Martin Carr reviews the eleventh episode of Preacher season 2…
Disharmony is rife amongst our collective gang of miscreants as we creep closer to a season finale. Cassidy, Jesse, Tulip and company stand apart but remain together in an episode which sees things return to normal. Flashbacks into a past of dubious decisions, emotional conditioning and full immersion tanks riddled with algae bulk out the Custer scrapbook a little more. Meanwhile Hell is ironically looking for a liar and Eugene continues plotting an early exit from this monochrome Cell Block H throwback.

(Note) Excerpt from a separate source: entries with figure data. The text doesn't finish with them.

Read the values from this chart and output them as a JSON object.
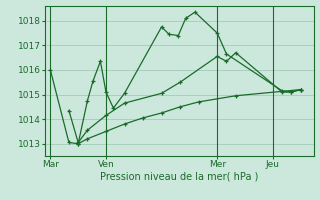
{
  "background_color": "#cce8dc",
  "grid_color": "#aacfbf",
  "line_color": "#1a6b2a",
  "title": "Pression niveau de la mer( hPa )",
  "yticks": [
    1013,
    1014,
    1015,
    1016,
    1017,
    1018
  ],
  "ylim": [
    1012.5,
    1018.6
  ],
  "xtick_labels": [
    "Mar",
    "Ven",
    "Mer",
    "Jeu"
  ],
  "xtick_positions": [
    0,
    3,
    9,
    12
  ],
  "xlim": [
    -0.3,
    14.2
  ],
  "series1_x": [
    0,
    1,
    1.5,
    2,
    2.3,
    2.7,
    3.0,
    3.4,
    4.0,
    6.0,
    6.4,
    6.9,
    7.3,
    7.8,
    9.0,
    9.5,
    12.5,
    13.0,
    13.5
  ],
  "series1_y": [
    1016.0,
    1013.05,
    1013.0,
    1014.75,
    1015.55,
    1016.35,
    1015.1,
    1014.45,
    1015.05,
    1017.75,
    1017.45,
    1017.4,
    1018.1,
    1018.35,
    1017.5,
    1016.65,
    1015.15,
    1015.1,
    1015.2
  ],
  "series2_x": [
    1,
    1.5,
    2.0,
    3.0,
    4.0,
    6.0,
    7.0,
    9.0,
    9.5,
    10.0,
    12.5,
    13.0,
    13.5
  ],
  "series2_y": [
    1014.35,
    1013.05,
    1013.55,
    1014.15,
    1014.65,
    1015.05,
    1015.5,
    1016.55,
    1016.35,
    1016.7,
    1015.1,
    1015.1,
    1015.2
  ],
  "series3_x": [
    1.5,
    2.0,
    3.0,
    4.0,
    5.0,
    6.0,
    7.0,
    8.0,
    10.0,
    13.5
  ],
  "series3_y": [
    1013.0,
    1013.2,
    1013.5,
    1013.8,
    1014.05,
    1014.25,
    1014.5,
    1014.7,
    1014.95,
    1015.2
  ],
  "vlines": [
    0,
    3,
    9,
    12
  ]
}
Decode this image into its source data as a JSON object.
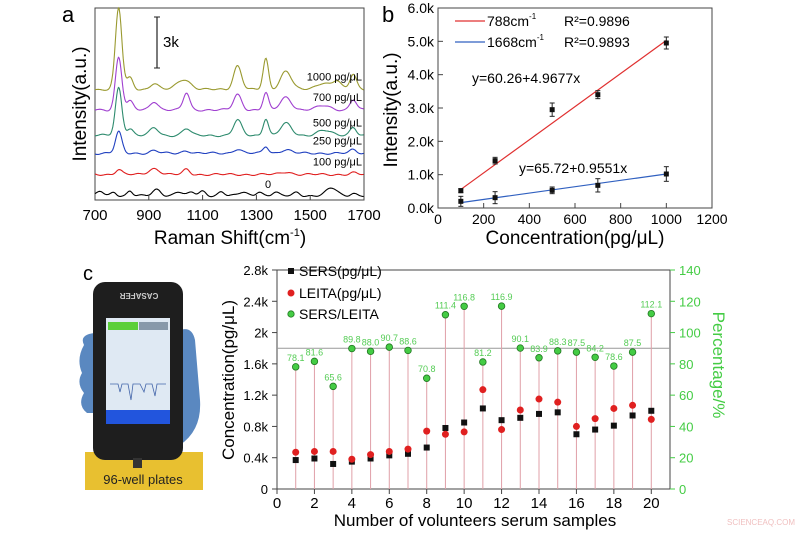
{
  "panel_labels": {
    "a": "a",
    "b": "b",
    "c": "c"
  },
  "photo": {
    "device_brand": "CASAFER",
    "caption": "96-well plates"
  },
  "watermark": "SCIENCEAQ.COM",
  "chart_data": [
    {
      "type": "line",
      "panel": "a",
      "xlabel": "Raman Shift(cm",
      "xlabel_sup": "-1",
      "xlabel_end": ")",
      "ylabel": "Intensity(a.u.)",
      "xlim": [
        700,
        1700
      ],
      "xticks": [
        "700",
        "900",
        "1100",
        "1300",
        "1500",
        "1700"
      ],
      "scale_bar": {
        "label": "3k",
        "value": 3000
      },
      "series": [
        {
          "name": "0",
          "color": "#000000",
          "offset": 250,
          "peaks": [
            [
              720,
              250,
              12
            ],
            [
              770,
              200,
              10
            ],
            [
              830,
              300,
              10
            ],
            [
              930,
              350,
              15
            ],
            [
              1010,
              250,
              15
            ],
            [
              1060,
              200,
              12
            ],
            [
              1100,
              250,
              12
            ],
            [
              1170,
              250,
              12
            ],
            [
              1250,
              200,
              15
            ],
            [
              1310,
              250,
              12
            ],
            [
              1370,
              200,
              12
            ],
            [
              1450,
              200,
              12
            ],
            [
              1580,
              450,
              20
            ],
            [
              1660,
              150,
              12
            ]
          ]
        },
        {
          "name": "100 pg/μL",
          "color": "#e02020",
          "offset": 1500,
          "peaks": [
            [
              788,
              300,
              12
            ],
            [
              920,
              350,
              20
            ],
            [
              1040,
              300,
              12
            ],
            [
              1410,
              150,
              20
            ],
            [
              1660,
              100,
              12
            ]
          ]
        },
        {
          "name": "250 pg/μL",
          "color": "#2040c0",
          "offset": 2750,
          "peaks": [
            [
              788,
              1250,
              12
            ],
            [
              920,
              150,
              15
            ],
            [
              1040,
              150,
              15
            ],
            [
              1230,
              250,
              15
            ],
            [
              1335,
              400,
              10
            ],
            [
              1410,
              200,
              20
            ],
            [
              1660,
              200,
              12
            ]
          ]
        },
        {
          "name": "500 pg/μL",
          "color": "#2e8b6e",
          "offset": 3800,
          "peaks": [
            [
              788,
              2800,
              12
            ],
            [
              830,
              400,
              12
            ],
            [
              920,
              450,
              15
            ],
            [
              1040,
              400,
              15
            ],
            [
              1230,
              900,
              15
            ],
            [
              1335,
              1000,
              10
            ],
            [
              1410,
              700,
              20
            ],
            [
              1550,
              300,
              25
            ],
            [
              1660,
              500,
              12
            ]
          ]
        },
        {
          "name": "700 pg/μL",
          "color": "#a040d0",
          "offset": 5300,
          "peaks": [
            [
              788,
              3100,
              12
            ],
            [
              830,
              500,
              12
            ],
            [
              920,
              500,
              15
            ],
            [
              1040,
              1000,
              12
            ],
            [
              1230,
              900,
              15
            ],
            [
              1335,
              1000,
              10
            ],
            [
              1410,
              750,
              20
            ],
            [
              1550,
              250,
              25
            ],
            [
              1660,
              600,
              12
            ]
          ]
        },
        {
          "name": "1000 pg/μL",
          "color": "#9a9a30",
          "offset": 6500,
          "peaks": [
            [
              788,
              4800,
              12
            ],
            [
              830,
              700,
              12
            ],
            [
              920,
              350,
              15
            ],
            [
              1030,
              600,
              25
            ],
            [
              1230,
              1400,
              15
            ],
            [
              1335,
              1800,
              10
            ],
            [
              1410,
              1100,
              20
            ],
            [
              1550,
              400,
              25
            ],
            [
              1600,
              500,
              15
            ],
            [
              1660,
              900,
              12
            ]
          ]
        }
      ]
    },
    {
      "type": "scatter",
      "panel": "b",
      "xlabel": "Concentration(pg/μL)",
      "ylabel": "Intensity(a.u.)",
      "xlim": [
        0,
        1200
      ],
      "ylim": [
        0,
        6000
      ],
      "xticks": [
        "0",
        "200",
        "400",
        "600",
        "800",
        "1000",
        "1200"
      ],
      "yticks": [
        "0.0k",
        "1.0k",
        "2.0k",
        "3.0k",
        "4.0k",
        "5.0k",
        "6.0k"
      ],
      "legend_position": "top-left",
      "series": [
        {
          "name": "788cm",
          "name_sup": "-1",
          "r2": "R²=0.9896",
          "color": "#e03030",
          "fit_label": "y=60.26+4.9677x",
          "fit": {
            "intercept": 60.26,
            "slope": 4.9677
          },
          "x": [
            100,
            250,
            500,
            700,
            1000
          ],
          "y": [
            520,
            1420,
            2950,
            3400,
            4950
          ],
          "err": [
            60,
            100,
            200,
            120,
            180
          ]
        },
        {
          "name": "1668cm",
          "name_sup": "-1",
          "r2": "R²=0.9893",
          "color": "#3060c0",
          "fit_label": "y=65.72+0.9551x",
          "fit": {
            "intercept": 65.72,
            "slope": 0.9551
          },
          "x": [
            100,
            250,
            500,
            700,
            1000
          ],
          "y": [
            200,
            310,
            530,
            680,
            1020
          ],
          "err": [
            150,
            180,
            100,
            200,
            220
          ]
        }
      ]
    },
    {
      "type": "scatter",
      "panel": "c",
      "xlabel": "Number of volunteers serum samples",
      "ylabel": "Concentration(pg/μL)",
      "ylabel_right": "Percentage/%",
      "xlim": [
        0,
        21
      ],
      "ylim": [
        0,
        2800
      ],
      "ylim_right": [
        0,
        140
      ],
      "xticks": [
        "0",
        "2",
        "4",
        "6",
        "8",
        "10",
        "12",
        "14",
        "16",
        "18",
        "20"
      ],
      "yticks": [
        "0",
        "0.4k",
        "0.8k",
        "1.2k",
        "1.6k",
        "2k",
        "2.4k",
        "2.8k"
      ],
      "yticks_right": [
        "0",
        "20",
        "40",
        "60",
        "80",
        "100",
        "120",
        "140"
      ],
      "reference_line_percent": 90,
      "legend_position": "top-left",
      "x": [
        1,
        2,
        3,
        4,
        5,
        6,
        7,
        8,
        9,
        10,
        11,
        12,
        13,
        14,
        15,
        16,
        17,
        18,
        19,
        20
      ],
      "series": [
        {
          "name": "SERS(pg/μL)",
          "color": "#111111",
          "marker": "square",
          "values": [
            370,
            390,
            320,
            350,
            390,
            430,
            450,
            530,
            780,
            850,
            1030,
            880,
            910,
            960,
            980,
            700,
            760,
            810,
            940,
            1000
          ]
        },
        {
          "name": "LEITA(pg/μL)",
          "color": "#e02020",
          "marker": "circle",
          "values": [
            470,
            480,
            480,
            380,
            440,
            480,
            510,
            740,
            700,
            730,
            1270,
            760,
            1010,
            1150,
            1110,
            800,
            900,
            1030,
            1070,
            890
          ]
        },
        {
          "name": "SERS/LEITA",
          "color": "#44cc44",
          "marker": "circle",
          "axis": "right",
          "values": [
            78.1,
            81.6,
            65.6,
            89.8,
            88.0,
            90.7,
            88.6,
            70.8,
            111.4,
            116.8,
            81.2,
            116.9,
            90.1,
            83.9,
            88.3,
            87.5,
            84.2,
            78.6,
            87.5,
            112.1
          ],
          "labels": [
            "78.1",
            "81.6",
            "65.6",
            "89.8",
            "88.0",
            "90.7",
            "88.6",
            "70.8",
            "111.4",
            "116.8",
            "81.2",
            "116.9",
            "90.1",
            "83.9",
            "88.3",
            "87.5",
            "84.2",
            "78.6",
            "87.5",
            "112.1"
          ]
        }
      ]
    }
  ]
}
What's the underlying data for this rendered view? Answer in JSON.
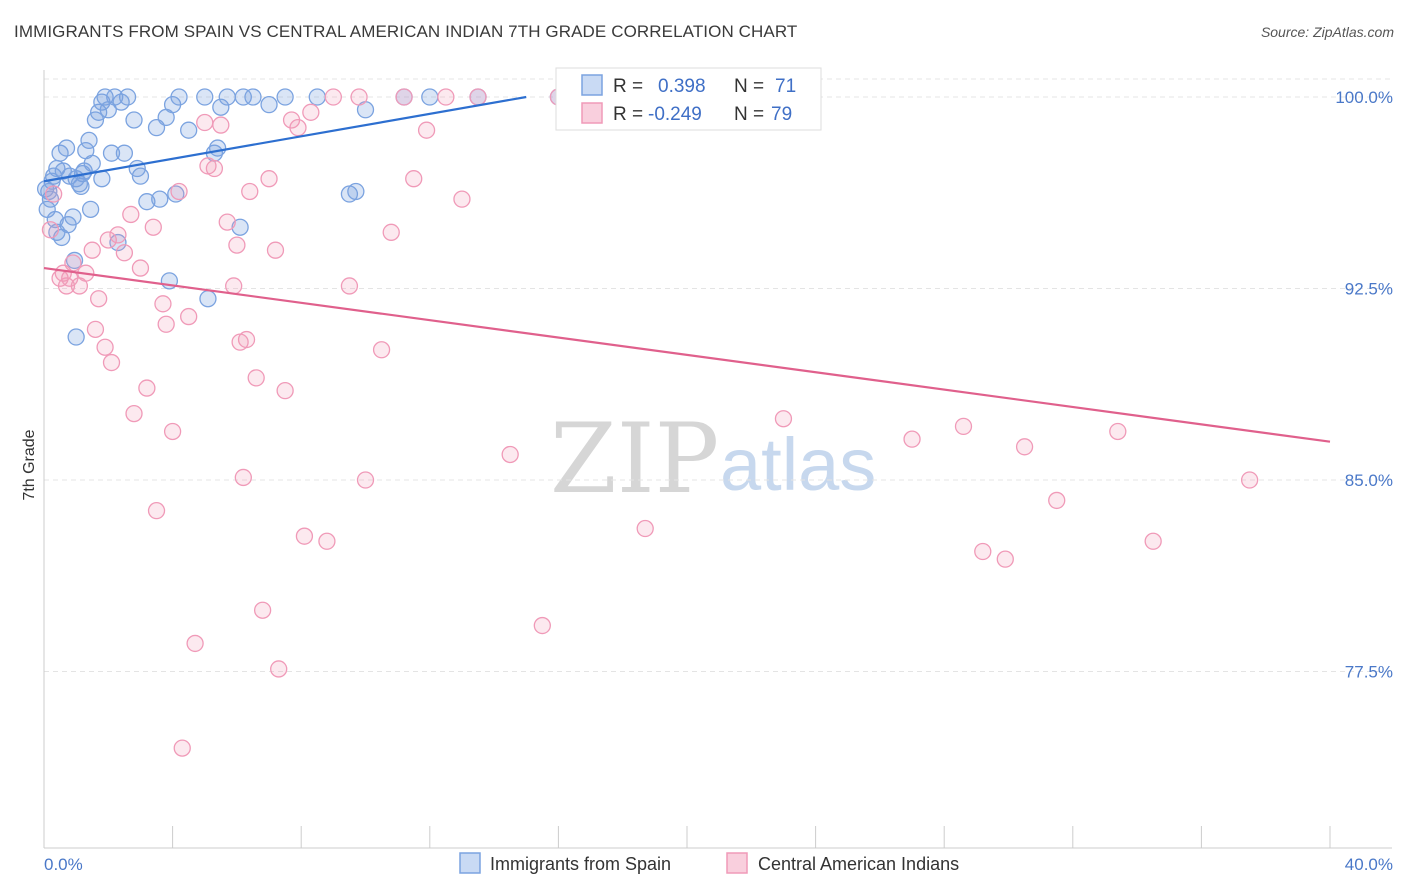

Tongue in cheek irony is abound once more as Herr Starr suffers further indignities and Preacher’s writing room learns from last week. Tasteless religious jokes are replaced with subtle jibes at the futility of prayer, clever ideas surrounding karma and sexual references which skate close to boundaries without crossing over. Biblical weaponry and the disposal thereof also raise interesting questions of mortal sin, as well as the eradication of wrongdoing through simple allegory. Preacher also suggests but never states outright sexual deviancy as a personal choice of our almighty God. It is a subtle chuck away line delivered amongst others at a crucial tipping point and therefore goes unnoticed by most.
Obsessional behaviour, tested loyalties and tenuous blood ties are all under the microscope as Tulip continues leaning on someone else and pushing Jesse away. Cassidy is increasingly concerned by his son who has become belligerent, arrogant, confrontational and pompous. These are beleaguered personal relationships being slowly lever arched apart by outside parties. Their world currently exists inside a Godless microcosm leaderless, bereft of moral fibre and self-serving in all the ways you fear. Not even Cassidy’s moral compass remains intact as he is being side lined by a bad choice made through loyalty rather than good sense.
Then we come to The Saint of Killers and a certain organisational intervention which has put a spanner in the works. Like the Men In Black but with Adjustment Bureau overtones the Grail group continue working hard to recruit our Preacher. Single minded of purpose and unrelenting in their decision to maintain the sanctity of our Lord, Herr Starr and company will stop at nothing to fulfil their purpose. What they have done beyond the obvious is give this show an adrenaline shot just in time. Pip Torrens, Lucy Griffiths and Julie Ann Emery have supplied Preacher with an edge outside our main trio and in the case of Griffiths and Torrens played it straight throughout. Roles have almost reversed in the last few weeks as dramatic tensions have kicked off amongst our central protagonists leaving others to provide comic relief. Being honest if it were not for the Grail organisation last week Preacher may have been beyond redemption.
As it stands however season two has got some mojo back, kicked down some doors and pulled everything back onto the straight and narrow. By which I mean crooked as a card shark, more trouble than rattlesnake underwear and deviant enough to make coitus with a corpse seem like a good choice.